I suppose the answer is yes, but that’s definitive. That’s an end goal, and I try not to have an end goal when I start painting. I don’t have all the answers and some of the best answers in my life have come from keeping an open mind. If my mind is open those answers can come right in the middle of the process and that is totally spiritual. It’s not something my human mind could conjure up. If the viewer finds answers in my paintings they are not answers I am giving, but answers I have received.
The reason it’s hard to make a good painting is because we have this human logic that tells us we know things. We don’t know shit! The best paintings come when I can get my ego out of the room. My ego is that thing telling me I’m some sort of genius who has something to say. I’m not a genius. I got here because I didn’t care how anything would be received. I wasn’t thinking about status or critical acclaim. It was just honesty that got me here.
Do you still feel that way now that you have learned the rules and have this circle of friends that are MFA painters? Do you not care about getting critical acclaim?
Of course I care about getting critical acclaim. Dude it sucks! It’s terrible. I think about that all the time. But critical acclaim will never come while I’m aiming for it.
How was the transition from being an artist who gets curated to curating other artists? Was that a completely different headspace?
It’s much different, yes. I started a curatorial project that I’ve been working on for the past two years. I just did this big show in Brooklyn with 13 artists who are all emerging rockstars, and hundreds of people came to the opening. Honestly it was pretty insane and I feel huge amounts of gratitude for the artists. I work for them. They make it work.

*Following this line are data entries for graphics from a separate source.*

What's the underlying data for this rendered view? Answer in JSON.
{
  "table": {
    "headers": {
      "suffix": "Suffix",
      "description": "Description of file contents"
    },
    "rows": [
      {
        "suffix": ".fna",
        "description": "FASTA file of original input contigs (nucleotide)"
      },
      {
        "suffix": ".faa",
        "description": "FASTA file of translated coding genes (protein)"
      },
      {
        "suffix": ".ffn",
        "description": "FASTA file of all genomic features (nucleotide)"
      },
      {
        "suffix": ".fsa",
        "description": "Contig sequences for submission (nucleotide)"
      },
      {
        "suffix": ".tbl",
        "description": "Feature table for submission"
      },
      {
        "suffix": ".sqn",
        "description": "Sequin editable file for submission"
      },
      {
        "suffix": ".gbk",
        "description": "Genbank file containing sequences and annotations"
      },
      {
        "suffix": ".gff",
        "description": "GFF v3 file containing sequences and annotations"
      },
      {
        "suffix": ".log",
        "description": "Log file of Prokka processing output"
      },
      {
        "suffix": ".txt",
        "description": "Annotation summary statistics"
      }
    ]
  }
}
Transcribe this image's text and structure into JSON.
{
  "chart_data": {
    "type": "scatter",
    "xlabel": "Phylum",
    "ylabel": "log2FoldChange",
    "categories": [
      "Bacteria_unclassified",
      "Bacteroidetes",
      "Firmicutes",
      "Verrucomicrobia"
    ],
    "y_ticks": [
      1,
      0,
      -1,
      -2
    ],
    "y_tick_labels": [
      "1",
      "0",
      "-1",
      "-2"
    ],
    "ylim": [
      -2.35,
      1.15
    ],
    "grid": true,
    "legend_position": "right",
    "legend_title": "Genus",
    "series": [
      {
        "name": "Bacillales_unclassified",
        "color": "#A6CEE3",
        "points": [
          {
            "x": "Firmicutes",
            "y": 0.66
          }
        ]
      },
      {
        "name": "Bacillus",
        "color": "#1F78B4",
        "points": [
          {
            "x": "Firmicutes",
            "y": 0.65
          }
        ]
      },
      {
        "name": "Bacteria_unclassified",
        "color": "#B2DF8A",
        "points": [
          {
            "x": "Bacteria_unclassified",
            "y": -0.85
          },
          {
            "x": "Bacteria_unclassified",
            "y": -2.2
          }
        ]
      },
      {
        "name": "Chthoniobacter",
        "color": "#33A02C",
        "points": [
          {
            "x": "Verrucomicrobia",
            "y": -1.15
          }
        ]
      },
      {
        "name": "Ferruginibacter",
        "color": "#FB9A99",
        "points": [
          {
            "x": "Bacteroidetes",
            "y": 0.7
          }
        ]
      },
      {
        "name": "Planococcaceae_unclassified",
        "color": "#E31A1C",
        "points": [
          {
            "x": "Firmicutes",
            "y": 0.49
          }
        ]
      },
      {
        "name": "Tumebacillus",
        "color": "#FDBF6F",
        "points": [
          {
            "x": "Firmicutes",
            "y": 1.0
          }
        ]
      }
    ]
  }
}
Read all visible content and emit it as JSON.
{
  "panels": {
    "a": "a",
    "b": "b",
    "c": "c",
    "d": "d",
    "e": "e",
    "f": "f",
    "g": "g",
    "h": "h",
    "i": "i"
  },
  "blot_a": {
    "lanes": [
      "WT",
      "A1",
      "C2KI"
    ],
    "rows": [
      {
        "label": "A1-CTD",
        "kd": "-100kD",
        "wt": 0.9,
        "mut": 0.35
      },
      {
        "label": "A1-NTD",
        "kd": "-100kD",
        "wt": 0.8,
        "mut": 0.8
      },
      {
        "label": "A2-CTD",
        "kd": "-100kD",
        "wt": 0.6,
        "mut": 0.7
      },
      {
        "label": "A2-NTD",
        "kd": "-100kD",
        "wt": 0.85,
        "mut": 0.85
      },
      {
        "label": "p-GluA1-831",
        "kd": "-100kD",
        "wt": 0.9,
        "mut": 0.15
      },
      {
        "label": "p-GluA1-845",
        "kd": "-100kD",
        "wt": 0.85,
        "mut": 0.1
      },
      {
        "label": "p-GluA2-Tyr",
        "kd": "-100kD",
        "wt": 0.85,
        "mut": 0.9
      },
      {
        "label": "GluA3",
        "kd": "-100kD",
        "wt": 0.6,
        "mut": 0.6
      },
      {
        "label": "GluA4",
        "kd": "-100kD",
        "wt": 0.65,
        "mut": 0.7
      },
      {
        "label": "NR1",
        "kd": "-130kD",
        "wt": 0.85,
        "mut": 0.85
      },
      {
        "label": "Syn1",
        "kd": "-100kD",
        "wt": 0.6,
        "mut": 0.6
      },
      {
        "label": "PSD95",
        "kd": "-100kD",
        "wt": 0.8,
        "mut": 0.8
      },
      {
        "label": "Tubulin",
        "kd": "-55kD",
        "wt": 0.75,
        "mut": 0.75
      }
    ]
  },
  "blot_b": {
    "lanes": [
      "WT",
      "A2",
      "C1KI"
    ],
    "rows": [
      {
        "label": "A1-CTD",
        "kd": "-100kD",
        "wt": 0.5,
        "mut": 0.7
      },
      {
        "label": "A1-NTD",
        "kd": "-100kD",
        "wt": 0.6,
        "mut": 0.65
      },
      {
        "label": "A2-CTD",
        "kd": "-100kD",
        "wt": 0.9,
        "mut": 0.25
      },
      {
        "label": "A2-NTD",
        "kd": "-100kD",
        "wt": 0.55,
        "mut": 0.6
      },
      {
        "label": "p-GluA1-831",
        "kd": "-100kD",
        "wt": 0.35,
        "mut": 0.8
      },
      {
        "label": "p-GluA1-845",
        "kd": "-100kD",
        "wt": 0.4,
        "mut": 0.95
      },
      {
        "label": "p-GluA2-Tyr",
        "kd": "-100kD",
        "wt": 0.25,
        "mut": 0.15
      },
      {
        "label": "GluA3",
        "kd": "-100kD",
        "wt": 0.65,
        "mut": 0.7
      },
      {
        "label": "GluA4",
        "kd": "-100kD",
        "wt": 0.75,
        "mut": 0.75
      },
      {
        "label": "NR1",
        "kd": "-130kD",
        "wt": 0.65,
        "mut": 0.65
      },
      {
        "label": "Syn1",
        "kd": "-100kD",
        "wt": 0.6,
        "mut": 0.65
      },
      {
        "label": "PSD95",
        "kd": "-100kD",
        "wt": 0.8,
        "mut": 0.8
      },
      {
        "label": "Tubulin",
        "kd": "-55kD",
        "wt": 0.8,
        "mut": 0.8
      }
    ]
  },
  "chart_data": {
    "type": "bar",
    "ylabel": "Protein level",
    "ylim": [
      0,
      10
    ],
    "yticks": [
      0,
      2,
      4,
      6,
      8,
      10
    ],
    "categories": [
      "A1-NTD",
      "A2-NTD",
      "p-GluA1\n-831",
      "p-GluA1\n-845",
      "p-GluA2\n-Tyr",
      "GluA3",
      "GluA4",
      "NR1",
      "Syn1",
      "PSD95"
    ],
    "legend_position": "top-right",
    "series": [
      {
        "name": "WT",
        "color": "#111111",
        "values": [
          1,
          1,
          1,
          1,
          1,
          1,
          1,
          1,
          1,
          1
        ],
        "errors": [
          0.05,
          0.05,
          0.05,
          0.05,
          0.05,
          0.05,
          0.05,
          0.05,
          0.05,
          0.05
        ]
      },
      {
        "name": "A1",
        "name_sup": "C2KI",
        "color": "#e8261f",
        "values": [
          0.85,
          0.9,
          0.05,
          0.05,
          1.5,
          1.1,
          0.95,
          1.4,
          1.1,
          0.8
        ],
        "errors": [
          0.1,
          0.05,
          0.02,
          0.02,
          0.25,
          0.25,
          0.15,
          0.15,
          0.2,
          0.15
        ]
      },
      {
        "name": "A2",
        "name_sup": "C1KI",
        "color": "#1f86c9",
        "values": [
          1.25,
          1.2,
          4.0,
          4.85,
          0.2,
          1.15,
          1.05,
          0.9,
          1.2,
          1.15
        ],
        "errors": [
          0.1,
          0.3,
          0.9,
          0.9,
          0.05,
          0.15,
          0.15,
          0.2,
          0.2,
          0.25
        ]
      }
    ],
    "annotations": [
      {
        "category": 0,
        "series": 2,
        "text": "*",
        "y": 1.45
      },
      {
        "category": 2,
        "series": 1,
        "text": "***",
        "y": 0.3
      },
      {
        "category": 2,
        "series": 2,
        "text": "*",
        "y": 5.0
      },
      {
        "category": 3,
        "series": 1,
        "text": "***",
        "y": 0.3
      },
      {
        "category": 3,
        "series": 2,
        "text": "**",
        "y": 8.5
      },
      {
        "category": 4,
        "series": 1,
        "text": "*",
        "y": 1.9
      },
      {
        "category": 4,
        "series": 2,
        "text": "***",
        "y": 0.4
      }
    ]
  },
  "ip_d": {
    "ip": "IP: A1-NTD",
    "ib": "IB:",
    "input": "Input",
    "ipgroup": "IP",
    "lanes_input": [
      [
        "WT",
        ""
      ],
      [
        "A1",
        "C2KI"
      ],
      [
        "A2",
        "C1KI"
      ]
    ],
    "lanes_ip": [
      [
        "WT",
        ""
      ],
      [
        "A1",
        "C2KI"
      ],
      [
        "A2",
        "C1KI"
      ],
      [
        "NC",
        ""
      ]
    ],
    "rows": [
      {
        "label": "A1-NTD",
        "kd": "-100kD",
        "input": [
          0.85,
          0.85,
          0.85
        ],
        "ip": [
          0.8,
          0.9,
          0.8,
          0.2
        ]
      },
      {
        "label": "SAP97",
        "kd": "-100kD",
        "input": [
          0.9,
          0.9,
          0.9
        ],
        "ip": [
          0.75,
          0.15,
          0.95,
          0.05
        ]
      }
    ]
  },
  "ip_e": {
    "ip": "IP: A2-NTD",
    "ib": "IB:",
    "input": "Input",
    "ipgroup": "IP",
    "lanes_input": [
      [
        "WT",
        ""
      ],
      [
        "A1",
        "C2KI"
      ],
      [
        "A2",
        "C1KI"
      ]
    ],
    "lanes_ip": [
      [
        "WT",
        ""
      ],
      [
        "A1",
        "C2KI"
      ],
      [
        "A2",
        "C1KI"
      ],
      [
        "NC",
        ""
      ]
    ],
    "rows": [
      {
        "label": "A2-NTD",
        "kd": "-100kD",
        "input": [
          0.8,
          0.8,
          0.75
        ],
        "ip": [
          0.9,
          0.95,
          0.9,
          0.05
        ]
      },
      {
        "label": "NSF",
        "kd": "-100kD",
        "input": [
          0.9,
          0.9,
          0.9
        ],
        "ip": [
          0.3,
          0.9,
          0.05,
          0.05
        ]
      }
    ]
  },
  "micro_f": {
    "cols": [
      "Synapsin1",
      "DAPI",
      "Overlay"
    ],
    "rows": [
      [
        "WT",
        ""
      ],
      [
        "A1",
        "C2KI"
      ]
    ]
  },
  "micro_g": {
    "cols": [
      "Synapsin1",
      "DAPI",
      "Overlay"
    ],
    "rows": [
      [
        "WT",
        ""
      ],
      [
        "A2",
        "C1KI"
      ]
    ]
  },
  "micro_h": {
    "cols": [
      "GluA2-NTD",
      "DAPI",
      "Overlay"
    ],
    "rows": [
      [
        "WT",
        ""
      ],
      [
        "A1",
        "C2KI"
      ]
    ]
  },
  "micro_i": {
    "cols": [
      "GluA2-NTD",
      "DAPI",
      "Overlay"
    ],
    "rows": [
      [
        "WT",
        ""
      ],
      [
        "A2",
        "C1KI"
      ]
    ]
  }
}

The hardest part is the logistics that people don’t see. Shipping, stretching, moving big work, and dealing with all the unforeseen issues. Then there’s managing the expectations of artists, haha. I am learning a lot.
What are some of your goals?
That’s a hard question because you would think that someone who is hardworking and ambitious would have all these goals, but I don’t have specifics for you. I have started to build a reputation and I get new opportunities in my inbox regularly. My goals in general are to support my family, not burn any bridges, continue my process of recovery, and keep myself and my artwork honest.
Do you have any advice for young artists?
Work hard, do not give up, and pay your dues. A lot of the time, people just want to see that you’re still here.